More Effective Standups

Many engineers dislike standups. They often consider standups a waste of time and want to eliminate them. That is often due to how the standups are run. Usually, everyone goes around answering the following questions:

  1. What did I do yesterday?
  2. What am I doing today?
  3. What am I blocked on?

The problem is that these questions often feel like a daily status report and don’t give the engineers any real value. The way they see it is if they are working together on something, then they’re already talking and know what the other engineers are doing. Hearing it again in standup isn’t useful. However, if they aren’t working together on something, then it is useless information that doesn’t help.

Thankfully, we have a fantastic tool at our disposal to see what is being worked, by who, and what state that work is at: Kanban boards. A well-designed Kanban board should have a way to make it clear what phase work is at without having to go ask the engineer.

The real value of standups is that it provides a chance for the team to collaborate and work through problems, not get a status update.

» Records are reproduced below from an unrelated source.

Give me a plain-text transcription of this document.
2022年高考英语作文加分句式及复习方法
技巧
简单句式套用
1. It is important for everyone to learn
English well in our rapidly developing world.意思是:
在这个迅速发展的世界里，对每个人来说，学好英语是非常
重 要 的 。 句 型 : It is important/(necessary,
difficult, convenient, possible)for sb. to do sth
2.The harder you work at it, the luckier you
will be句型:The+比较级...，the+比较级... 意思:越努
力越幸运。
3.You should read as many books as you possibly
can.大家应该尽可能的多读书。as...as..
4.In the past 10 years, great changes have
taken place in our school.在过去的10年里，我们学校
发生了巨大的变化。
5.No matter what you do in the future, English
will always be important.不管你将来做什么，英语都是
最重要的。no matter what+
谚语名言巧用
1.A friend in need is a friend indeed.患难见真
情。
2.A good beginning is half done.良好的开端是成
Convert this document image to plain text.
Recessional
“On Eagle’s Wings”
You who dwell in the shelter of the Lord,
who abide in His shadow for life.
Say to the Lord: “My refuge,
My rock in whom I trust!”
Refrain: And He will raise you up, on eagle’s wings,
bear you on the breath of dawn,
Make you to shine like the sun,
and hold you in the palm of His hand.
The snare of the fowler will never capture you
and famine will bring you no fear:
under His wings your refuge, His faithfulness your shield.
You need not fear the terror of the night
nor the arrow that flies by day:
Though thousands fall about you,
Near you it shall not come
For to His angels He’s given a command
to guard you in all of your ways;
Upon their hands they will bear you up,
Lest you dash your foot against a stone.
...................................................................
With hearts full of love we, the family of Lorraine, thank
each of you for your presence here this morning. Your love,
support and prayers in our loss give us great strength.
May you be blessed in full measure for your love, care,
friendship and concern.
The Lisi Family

So instead of asking the standard questions, my team has switched to asking these questions:

  1. What work is blocked? Notice the emphasis is on the work and not on the person. If anything is blocked this is an opportunity to escalate it and chat about it as a team.
  2. What work is at risk of becoming blocked? Are there other priorities that are taking us away from completing something? Was there an unknown dependency?
  3. Is there work being done that isn’t on the board? Was there unplanned work that needed to be done immediately that we didn’t account for? Let’s capture it by creating a ticket and getting it on the board.
  4. Are there any other important updates, call-outs, or risks people want to mention? Is there anything else that didn’t come up in standup that people want to mention?

These questions are from the book Making Work Visible by Dominica DeGrandis.

The great thing about these questions is they focus the team is on solving problems and not getting status updates. It means we quickly dive into solving problems in standup rather than waiting on everyone’s updates. And if things are going well, then standup can be super short and everyone can get back to work.

Experiment with your team’s standups. Is the current format really helping the team solve problems or has it become a routine that has lost its value? Teams are always changing, so what worked last year might no longer be working.